Il n’y a plus qu’un seul suspect dans l’attentat contre la mosquée de Québec qui a causé la mort de six personnes. Alexandre Bissonnette qui s’est rendu hier à la police moins de 20 minutes seulement après la fusillade serait un étudiant de l’Université Laval, une des universités les plus prestigieuses du Québec. Il a 27 ans et étudierait les Sciences Politiques après l’anthropologie. Il n’était pas connu des services de police. Selon des proches le tueur à la kalachnikoff était un admirateur de Marine le Pen et de Donald Trump, dont on trouve les liens URL sur sa page Facebook fermée depuis. Des témoignages précisent qu’il était pro-israélien, anti-immigration antiféministe -les « feminazi » disait il-.
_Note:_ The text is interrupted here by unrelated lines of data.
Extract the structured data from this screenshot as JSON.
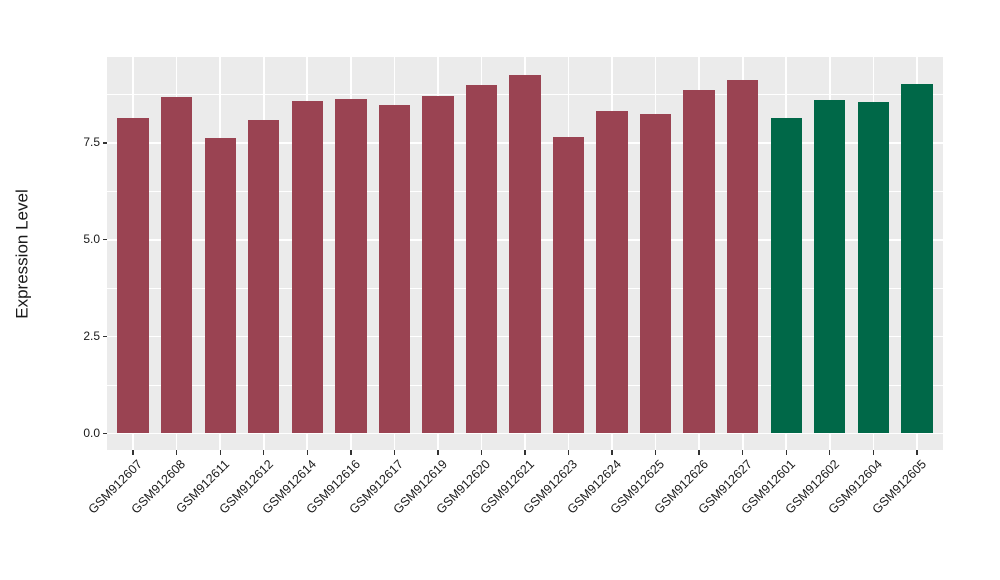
{
  "chart_data": {
    "type": "bar",
    "title": "",
    "ylabel": "Expression Level",
    "xlabel": "",
    "categories": [
      "GSM912607",
      "GSM912608",
      "GSM912611",
      "GSM912612",
      "GSM912614",
      "GSM912616",
      "GSM912617",
      "GSM912619",
      "GSM912620",
      "GSM912621",
      "GSM912623",
      "GSM912624",
      "GSM912625",
      "GSM912626",
      "GSM912627",
      "GSM912601",
      "GSM912602",
      "GSM912604",
      "GSM912605"
    ],
    "values": [
      8.15,
      8.68,
      7.62,
      8.1,
      8.59,
      8.63,
      8.49,
      8.72,
      9.0,
      9.25,
      7.66,
      8.32,
      8.25,
      8.86,
      9.13,
      8.15,
      8.61,
      8.56,
      9.01
    ],
    "groups": [
      "A",
      "A",
      "A",
      "A",
      "A",
      "A",
      "A",
      "A",
      "A",
      "A",
      "A",
      "A",
      "A",
      "A",
      "A",
      "B",
      "B",
      "B",
      "B"
    ],
    "group_colors": {
      "A": "#9A4352",
      "B": "#006848"
    },
    "yticks": [
      0,
      2.5,
      5,
      7.5
    ],
    "ytick_labels": [
      "0.0",
      "2.5",
      "5.0",
      "7.5"
    ],
    "minor_yticks": [
      1.25,
      3.75,
      6.25,
      8.75
    ],
    "ylim": [
      -0.43,
      9.72
    ],
    "baseline": 0,
    "grid": true,
    "legend": "none",
    "panel_bg": "#EBEBEB",
    "grid_color": "#FFFFFF",
    "axis_text_color": "#1A1A1A",
    "tick_color": "#333333",
    "x_tick_rotation": 45,
    "bar_width_fraction": 0.72,
    "x_expand": 0.6
  }
}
Toujours selon les gens qui l’ont côtoyé, l’homme était un solitaire taiseux qui se serait radicalisé seul. Il aurait été pourtant été cadet de l’armée canadienne, ce qui explique sans doute la maitrise des armes à feu que soulignaient les témoins directs de l’attentat.

Les groupes de droite se dédouanent

Dès hier soir les groupes québécois d’extreme-droite ont tenté de se dissocier de l’attentat. Depuis plusieurs semaines la montée du racisme avait été stigmatisée publiquement par différentes personnalités dont le rappeur Webster qui avait dénoncé le role de certaines radios privées dans le processus.
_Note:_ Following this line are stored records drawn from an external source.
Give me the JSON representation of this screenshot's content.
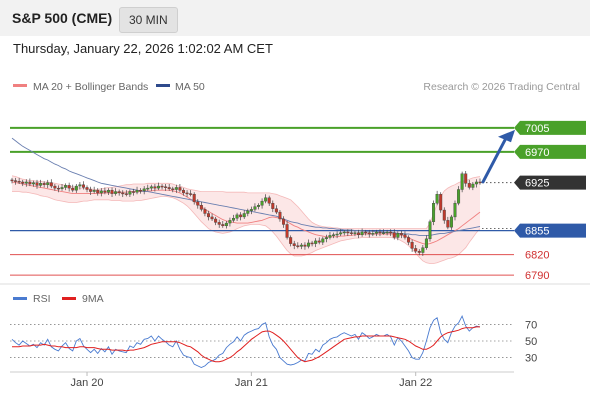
{
  "header": {
    "symbol": "S&P 500 (CME)",
    "timeframe": "30 MIN",
    "datetime": "Thursday, January 22, 2026 1:02:02 AM CET"
  },
  "legend": {
    "ma20_label": "MA 20 + Bollinger Bands",
    "ma50_label": "MA 50",
    "ma20_color": "#f08080",
    "ma50_color": "#2e4a8c",
    "credit": "Research © 2026 Trading Central"
  },
  "levels": [
    {
      "value": 7005,
      "label": "7005",
      "kind": "resistance",
      "color": "#4aa12a"
    },
    {
      "value": 6970,
      "label": "6970",
      "kind": "resistance",
      "color": "#4aa12a"
    },
    {
      "value": 6925,
      "label": "6925",
      "kind": "last-price",
      "color": "#333333"
    },
    {
      "value": 6855,
      "label": "6855",
      "kind": "pivot",
      "color": "#2f5aa8"
    },
    {
      "value": 6820,
      "label": "6820",
      "kind": "support",
      "color": "#e05050"
    },
    {
      "value": 6790,
      "label": "6790",
      "kind": "support",
      "color": "#e05050"
    }
  ],
  "rsi_legend": {
    "rsi_label": "RSI",
    "ma_label": "9MA",
    "rsi_color": "#4a7bd0",
    "ma_color": "#e02020"
  },
  "rsi_ticks": [
    "70",
    "50",
    "30"
  ],
  "x_labels": [
    "Jan 20",
    "Jan 21",
    "Jan 22"
  ],
  "chart_data": {
    "type": "candlestick",
    "price_ylim": [
      6780,
      7050
    ],
    "rsi_ylim": [
      15,
      85
    ],
    "closes": [
      6928,
      6927,
      6926,
      6924,
      6926,
      6923,
      6925,
      6921,
      6924,
      6922,
      6925,
      6920,
      6917,
      6916,
      6918,
      6921,
      6917,
      6914,
      6920,
      6922,
      6918,
      6915,
      6912,
      6914,
      6910,
      6913,
      6911,
      6914,
      6909,
      6912,
      6910,
      6909,
      6908,
      6912,
      6911,
      6914,
      6913,
      6916,
      6917,
      6919,
      6917,
      6920,
      6919,
      6918,
      6916,
      6915,
      6918,
      6914,
      6910,
      6909,
      6908,
      6897,
      6892,
      6886,
      6880,
      6875,
      6872,
      6867,
      6864,
      6862,
      6866,
      6870,
      6873,
      6878,
      6875,
      6880,
      6884,
      6886,
      6890,
      6892,
      6898,
      6903,
      6895,
      6887,
      6882,
      6872,
      6864,
      6845,
      6836,
      6833,
      6832,
      6834,
      6832,
      6837,
      6836,
      6840,
      6838,
      6843,
      6845,
      6848,
      6849,
      6850,
      6852,
      6853,
      6852,
      6851,
      6852,
      6849,
      6853,
      6852,
      6850,
      6851,
      6853,
      6852,
      6852,
      6853,
      6852,
      6845,
      6851,
      6849,
      6845,
      6838,
      6829,
      6825,
      6823,
      6830,
      6843,
      6868,
      6895,
      6908,
      6885,
      6870,
      6860,
      6875,
      6895,
      6915,
      6938,
      6924,
      6918,
      6923,
      6926,
      6925
    ],
    "bands": {
      "upper": [
        6935,
        6934,
        6932,
        6930,
        6929,
        6928,
        6928,
        6927,
        6927,
        6926,
        6926,
        6925,
        6924,
        6923,
        6922,
        6921,
        6920,
        6919,
        6918,
        6917,
        6917,
        6916,
        6916,
        6915,
        6915,
        6916,
        6917,
        6918,
        6918,
        6919,
        6920,
        6921,
        6922,
        6922,
        6923,
        6923,
        6923,
        6923,
        6924,
        6924,
        6924,
        6924,
        6924,
        6924,
        6924,
        6923,
        6921,
        6920,
        6918,
        6916,
        6915,
        6914,
        6913,
        6912,
        6912,
        6912,
        6912,
        6912,
        6912,
        6912,
        6911,
        6911,
        6911,
        6911,
        6911,
        6911,
        6910,
        6910,
        6910,
        6910,
        6910,
        6910,
        6910,
        6909,
        6908,
        6906,
        6904,
        6902,
        6900,
        6895,
        6890,
        6884,
        6878,
        6872,
        6867,
        6864,
        6862,
        6861,
        6860,
        6860,
        6859,
        6859,
        6858,
        6858,
        6858,
        6858,
        6858,
        6858,
        6858,
        6858,
        6858,
        6858,
        6858,
        6858,
        6858,
        6858,
        6858,
        6858,
        6858,
        6858,
        6858,
        6858,
        6858,
        6858,
        6858,
        6858,
        6858,
        6866,
        6880,
        6893,
        6905,
        6913,
        6917,
        6920,
        6922,
        6925,
        6927,
        6928,
        6930,
        6932,
        6933,
        6934
      ],
      "lower": [
        6912,
        6912,
        6912,
        6911,
        6911,
        6910,
        6909,
        6908,
        6906,
        6905,
        6904,
        6902,
        6900,
        6899,
        6898,
        6897,
        6896,
        6896,
        6896,
        6897,
        6898,
        6898,
        6899,
        6900,
        6900,
        6900,
        6900,
        6900,
        6899,
        6899,
        6899,
        6898,
        6898,
        6898,
        6898,
        6899,
        6899,
        6900,
        6901,
        6902,
        6903,
        6904,
        6905,
        6905,
        6904,
        6903,
        6901,
        6898,
        6895,
        6891,
        6886,
        6880,
        6874,
        6868,
        6863,
        6858,
        6855,
        6853,
        6852,
        6851,
        6852,
        6853,
        6855,
        6858,
        6860,
        6862,
        6863,
        6864,
        6864,
        6864,
        6863,
        6862,
        6858,
        6853,
        6847,
        6840,
        6833,
        6826,
        6821,
        6818,
        6818,
        6818,
        6819,
        6821,
        6823,
        6826,
        6828,
        6830,
        6832,
        6834,
        6836,
        6838,
        6840,
        6841,
        6842,
        6843,
        6844,
        6844,
        6845,
        6845,
        6845,
        6845,
        6845,
        6845,
        6845,
        6845,
        6845,
        6844,
        6843,
        6840,
        6837,
        6833,
        6828,
        6822,
        6816,
        6811,
        6808,
        6807,
        6807,
        6808,
        6810,
        6812,
        6814,
        6815,
        6817,
        6820,
        6825,
        6830,
        6838,
        6845,
        6852,
        6858
      ],
      "mid": [
        6926,
        6925,
        6924,
        6923,
        6922,
        6921,
        6920,
        6919,
        6918,
        6917,
        6916,
        6915,
        6914,
        6913,
        6912,
        6911,
        6910,
        6909,
        6909,
        6909,
        6909,
        6909,
        6909,
        6909,
        6909,
        6909,
        6910,
        6910,
        6910,
        6910,
        6911,
        6911,
        6911,
        6912,
        6912,
        6912,
        6912,
        6913,
        6913,
        6913,
        6914,
        6914,
        6914,
        6914,
        6914,
        6913,
        6912,
        6910,
        6907,
        6904,
        6901,
        6898,
        6894,
        6890,
        6886,
        6883,
        6880,
        6877,
        6874,
        6871,
        6869,
        6868,
        6867,
        6866,
        6866,
        6866,
        6866,
        6867,
        6868,
        6869,
        6870,
        6872,
        6874,
        6875,
        6874,
        6873,
        6871,
        6868,
        6865,
        6862,
        6860,
        6857,
        6855,
        6853,
        6851,
        6849,
        6848,
        6847,
        6846,
        6846,
        6846,
        6846,
        6847,
        6847,
        6848,
        6848,
        6849,
        6849,
        6850,
        6850,
        6850,
        6850,
        6850,
        6850,
        6850,
        6850,
        6850,
        6850,
        6849,
        6848,
        6847,
        6845,
        6842,
        6840,
        6838,
        6836,
        6835,
        6836,
        6838,
        6840,
        6843,
        6846,
        6849,
        6852,
        6855,
        6858,
        6862,
        6866,
        6870,
        6874,
        6878,
        6882
      ]
    },
    "ma50": [
      6990,
      6986,
      6982,
      6978,
      6975,
      6972,
      6969,
      6966,
      6963,
      6960,
      6958,
      6955,
      6952,
      6950,
      6947,
      6945,
      6942,
      6940,
      6938,
      6936,
      6934,
      6932,
      6930,
      6928,
      6926,
      6924,
      6923,
      6922,
      6921,
      6920,
      6919,
      6918,
      6917,
      6916,
      6915,
      6914,
      6913,
      6912,
      6912,
      6911,
      6910,
      6909,
      6908,
      6907,
      6906,
      6905,
      6904,
      6903,
      6902,
      6901,
      6900,
      6899,
      6898,
      6897,
      6896,
      6895,
      6894,
      6893,
      6892,
      6891,
      6890,
      6889,
      6888,
      6887,
      6886,
      6885,
      6884,
      6883,
      6882,
      6881,
      6880,
      6879,
      6878,
      6877,
      6876,
      6874,
      6872,
      6870,
      6868,
      6867,
      6866,
      6864,
      6863,
      6862,
      6861,
      6860,
      6860,
      6859,
      6859,
      6858,
      6858,
      6857,
      6857,
      6856,
      6856,
      6856,
      6855,
      6855,
      6855,
      6854,
      6854,
      6854,
      6853,
      6853,
      6853,
      6852,
      6852,
      6852,
      6851,
      6851,
      6850,
      6850,
      6849,
      6849,
      6848,
      6848,
      6848,
      6848,
      6849,
      6850,
      6851,
      6851,
      6852,
      6853,
      6854,
      6855,
      6856,
      6857,
      6858,
      6859,
      6860,
      6861
    ],
    "rsi": [
      52,
      48,
      45,
      50,
      47,
      44,
      46,
      42,
      48,
      45,
      52,
      43,
      40,
      38,
      44,
      48,
      41,
      38,
      50,
      53,
      44,
      40,
      36,
      40,
      35,
      41,
      37,
      43,
      34,
      40,
      38,
      37,
      36,
      44,
      42,
      48,
      46,
      52,
      53,
      56,
      50,
      56,
      52,
      49,
      45,
      43,
      50,
      40,
      33,
      31,
      30,
      22,
      20,
      18,
      20,
      24,
      26,
      28,
      33,
      35,
      42,
      46,
      49,
      55,
      50,
      57,
      60,
      62,
      64,
      65,
      70,
      72,
      55,
      45,
      40,
      30,
      26,
      22,
      21,
      22,
      24,
      27,
      26,
      35,
      34,
      40,
      37,
      45,
      48,
      52,
      54,
      55,
      58,
      60,
      58,
      56,
      58,
      52,
      60,
      57,
      53,
      55,
      58,
      56,
      56,
      58,
      55,
      45,
      54,
      50,
      44,
      38,
      30,
      28,
      28,
      36,
      50,
      66,
      75,
      78,
      60,
      52,
      48,
      60,
      68,
      72,
      80,
      68,
      62,
      66,
      68,
      67
    ],
    "rsi_ma": [
      43,
      43,
      43,
      44,
      44,
      44,
      45,
      45,
      45,
      46,
      45,
      44,
      44,
      43,
      43,
      42,
      42,
      42,
      42,
      43,
      43,
      42,
      42,
      42,
      41,
      40,
      40,
      40,
      39,
      39,
      39,
      39,
      38,
      39,
      39,
      40,
      41,
      42,
      44,
      46,
      47,
      48,
      49,
      49,
      49,
      49,
      49,
      48,
      46,
      44,
      43,
      40,
      37,
      33,
      30,
      28,
      26,
      25,
      25,
      26,
      28,
      30,
      33,
      37,
      40,
      44,
      48,
      52,
      55,
      58,
      61,
      62,
      62,
      60,
      57,
      54,
      50,
      45,
      40,
      35,
      30,
      27,
      25,
      26,
      27,
      29,
      31,
      34,
      37,
      40,
      43,
      46,
      49,
      52,
      53,
      54,
      55,
      55,
      56,
      56,
      56,
      56,
      56,
      56,
      56,
      56,
      56,
      55,
      54,
      53,
      52,
      50,
      47,
      44,
      42,
      40,
      40,
      42,
      45,
      50,
      55,
      58,
      60,
      61,
      62,
      63,
      65,
      66,
      66,
      66,
      67,
      67
    ],
    "x_label_positions": [
      21,
      67,
      113
    ]
  }
}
Parmi les groupes les plus connus, la « Fédération des Québécois de souche » est l’un des plus actifs. Son slogan « arrêt complet de l’immigration face à l’islamisation » a été largement diffusé en tract et en affiche. La succursale de ce mouvement « Atalante Québec » a diffusé les mêmes propos. Sans attendre l’arrestation d’Alexandre Bissonnette, dès hier soir, ces deux groupes ont démenti toute implication. Même chose pour « la Meute » un groupe initialement organisé par d’anciens militaires. La croissance de ce groupe décentralisé était exponentielle: la page Facebook revendiquait 25 000 personnes. On parle de 3000 militants actifs. « Ce n’est pas tous les musulmans qui sont mauvais. On est pas contre l’immigration, on est contre un afflux massif ». Le groupe a assuré à plusieurs reprises qu’aucune action violente ou armée n’était prévues.

Alexandre Bissonnette devrait etre présenté à la justice dans les heures qui viennent.